Glace Bay Colonels manager to be inducted into N.S. Sports Hall of Fame
Published Tuesday, June 11, 2019 3:48PM ADT
Last Updated Tuesday, June 11, 2019 6:28PM ADT
Henry Boutilier's mantelpiece is already full of a lifetime's worth of memories, but soon, he'll be adding yet another accolade.
Boutilier, who’s been the manager of the Glace Bay Colonels for 40 years, will be inducted into the Nova Scotia Sports Hall of Fame in the fall.
“It's an honour for myself and the family, and it's an honour for Glace Bay Little League because I’m representing them,” Boutilier said.
Boutilier, who played for the nationally renowned Colonels as a kid, took charge of the dugout in 1979.
“It was always in the back of my head,” Boutilier said. “So, after I finished playing ball myself, in 1979 I said I'd go back and start coaching little league. I was a school teacher, so I had the summers off. I had a passion for baseball all my life.”
During Boutilier's tenure, the Colonels have won five national championships. That includes back-to-back titles in 1987 and 1988 – the latter before a packed house at the Cameron Bowl in Glace Bay.
They won again in 1991, 1994, and then 2003, also at home in Cape Breton.
Boutilier's Colonels have come second in the country another six times and he's won two more national titles in the Big League division.
“We've been competitive for a small area, playing against all of those big centres across the country,” Boutilier said.
That's an understatement.
All these years his teams have had people wondering: “what's Glace Bay's secret?”
“They were on the field all day and all evening,” Boutilier said. “They just loved playing baseball, and when we won the first time in '87, that just opened the door for the other kids and made them realize that we could win.”
It's hard for a coach to pick a favourite team, but Boutilier says if he had to choose, he'd go with the original champs - the 1987 Colonels.

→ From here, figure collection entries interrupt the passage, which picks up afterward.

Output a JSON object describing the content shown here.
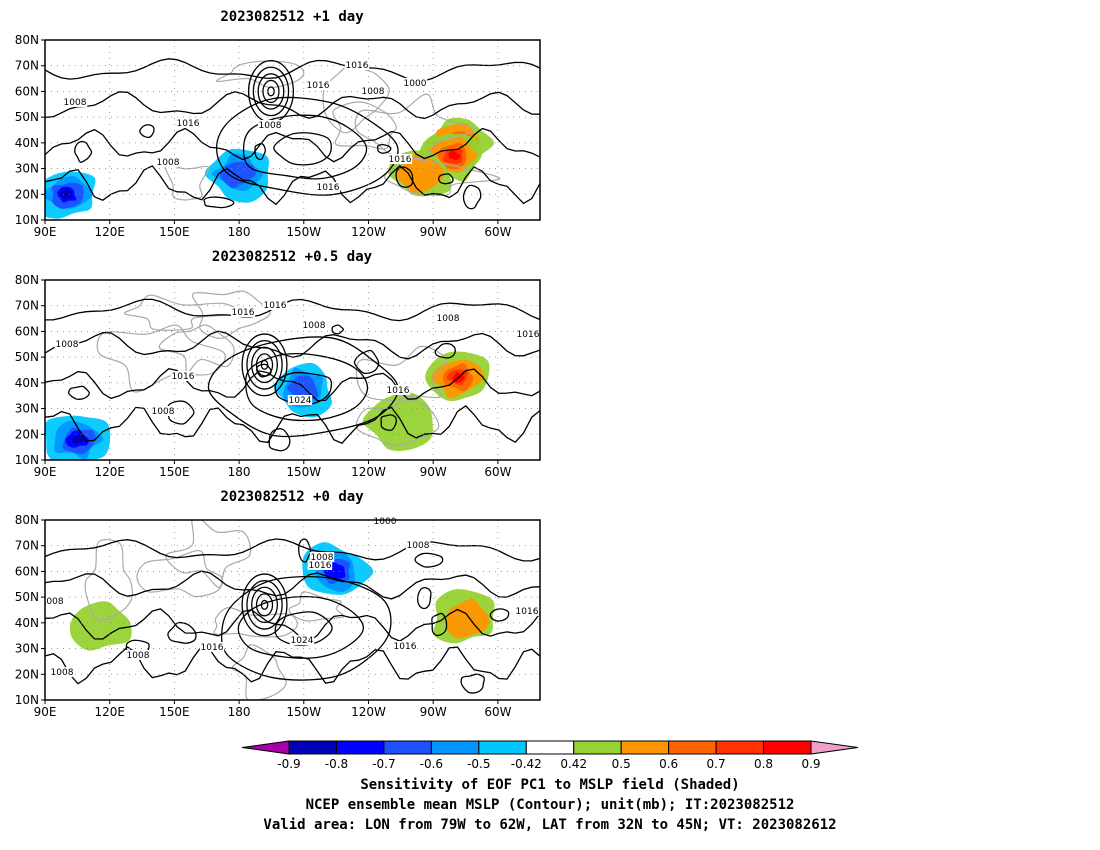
{
  "panels": [
    {
      "title": "2023082512  +1 day",
      "contour_labels": [
        "1008",
        "1016",
        "1016",
        "1008",
        "1000",
        "1008",
        "1016",
        "1016",
        "1008",
        "1016"
      ],
      "sensitivity_maxima": [
        {
          "lon": -78,
          "lat": 40,
          "level": "0.9"
        },
        {
          "lon": -80,
          "lat": 35,
          "level": "0.8"
        },
        {
          "lon": -95,
          "lat": 28,
          "level": "0.6"
        },
        {
          "lon": 100,
          "lat": 20,
          "level": "-0.9"
        },
        {
          "lon": 180,
          "lat": 28,
          "level": "-0.6"
        }
      ]
    },
    {
      "title": "2023082512  +0.5 day",
      "contour_labels": [
        "1008",
        "1016",
        "1016",
        "1008",
        "1008",
        "1016",
        "1016",
        "1008",
        "1024",
        "1016"
      ],
      "sensitivity_maxima": [
        {
          "lon": -78,
          "lat": 42,
          "level": "0.8"
        },
        {
          "lon": -105,
          "lat": 25,
          "level": "0.5"
        },
        {
          "lon": 105,
          "lat": 18,
          "level": "-0.9"
        },
        {
          "lon": -150,
          "lat": 38,
          "level": "-0.6"
        }
      ]
    },
    {
      "title": "2023082512  +0 day",
      "contour_labels": [
        "1000",
        "1008",
        "1008",
        "1016",
        "008",
        "1016",
        "1024",
        "1008",
        "1016",
        "1008",
        "1016"
      ],
      "sensitivity_maxima": [
        {
          "lon": -135,
          "lat": 60,
          "level": "-0.7"
        },
        {
          "lon": -75,
          "lat": 42,
          "level": "0.6"
        },
        {
          "lon": 115,
          "lat": 40,
          "level": "0.5"
        }
      ]
    }
  ],
  "map": {
    "lon_range": [
      90,
      320
    ],
    "lat_range": [
      10,
      80
    ],
    "lon_ticks": [
      "90E",
      "120E",
      "150E",
      "180",
      "150W",
      "120W",
      "90W",
      "60W"
    ],
    "lat_ticks": [
      "10N",
      "20N",
      "30N",
      "40N",
      "50N",
      "60N",
      "70N",
      "80N"
    ]
  },
  "colorbar": {
    "ticks": [
      "-0.9",
      "-0.8",
      "-0.7",
      "-0.6",
      "-0.5",
      "-0.42",
      "0.42",
      "0.5",
      "0.6",
      "0.7",
      "0.8",
      "0.9"
    ],
    "colors": [
      "#a800a8",
      "#0000b4",
      "#0000ff",
      "#1e50ff",
      "#0096ff",
      "#00c8ff",
      "#ffffff",
      "#96d232",
      "#ff9600",
      "#ff6400",
      "#ff3200",
      "#ff0000",
      "#f0a0c8"
    ]
  },
  "caption": {
    "line1": "Sensitivity of EOF PC1 to MSLP field (Shaded)",
    "line2": "NCEP ensemble mean MSLP (Contour); unit(mb); IT:2023082512",
    "line3": "Valid area: LON from 79W to 62W, LAT from 32N to 45N; VT: 2023082612"
  }
}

What he's most proud of though, are the men his players have grown into off the field.
"It's the fact that we developed model citizens -- good kids,” Boutilier said.

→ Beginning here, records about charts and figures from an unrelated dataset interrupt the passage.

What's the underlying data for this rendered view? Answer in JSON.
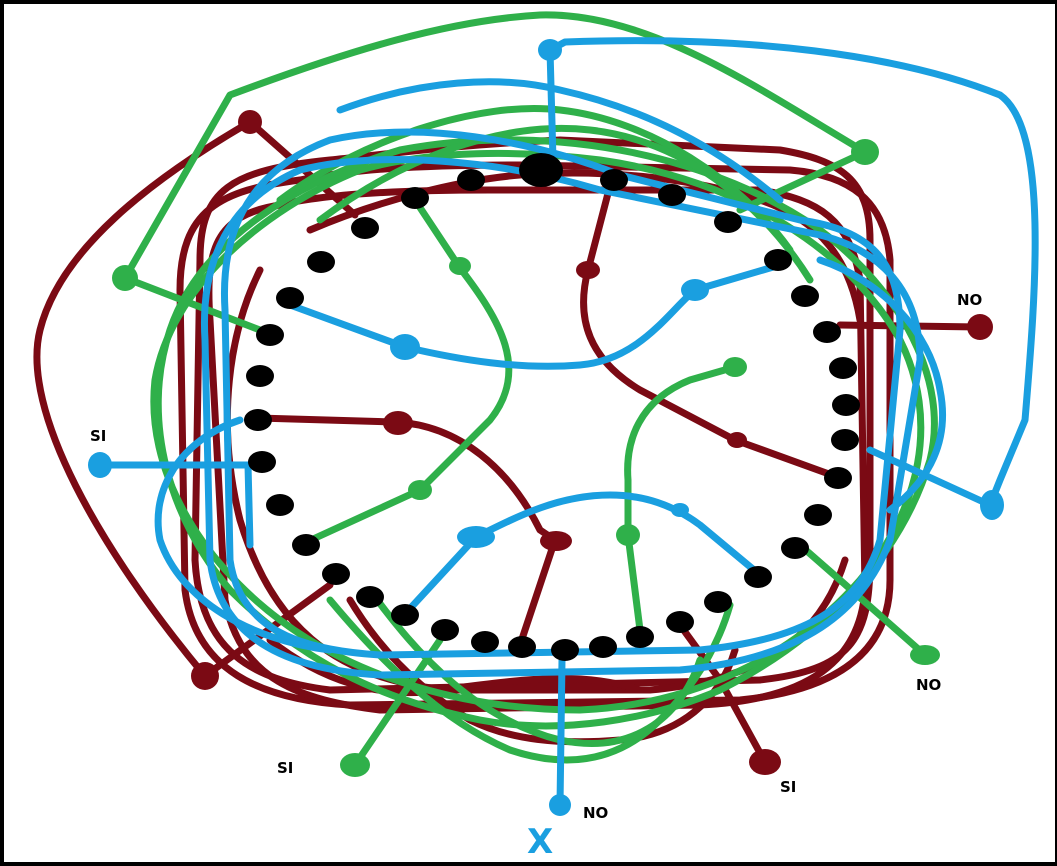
{
  "colors": {
    "red": "#7b0a14",
    "green": "#2fb04a",
    "blue": "#1a9fe0",
    "slot": "#000000"
  },
  "labels": {
    "si_blue": "SI",
    "no_red": "NO",
    "si_green": "SI",
    "no_blue": "NO",
    "si_red": "SI",
    "no_green": "NO",
    "x_mark": "X"
  }
}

Now, at age 65, he's hoping he can stay healthy long enough to reach a half-century of doing this, but there's still at least one last goal.
“My grandson is five now,” says Boutilier. “He wants me to hang around of course, and we'll see what happens.”
It’s perhaps the one final piece of unfinished business he wants to take care of before hanging up his manager's hat for good.
With files from CTV Atlantic’s Ryan MacDonald.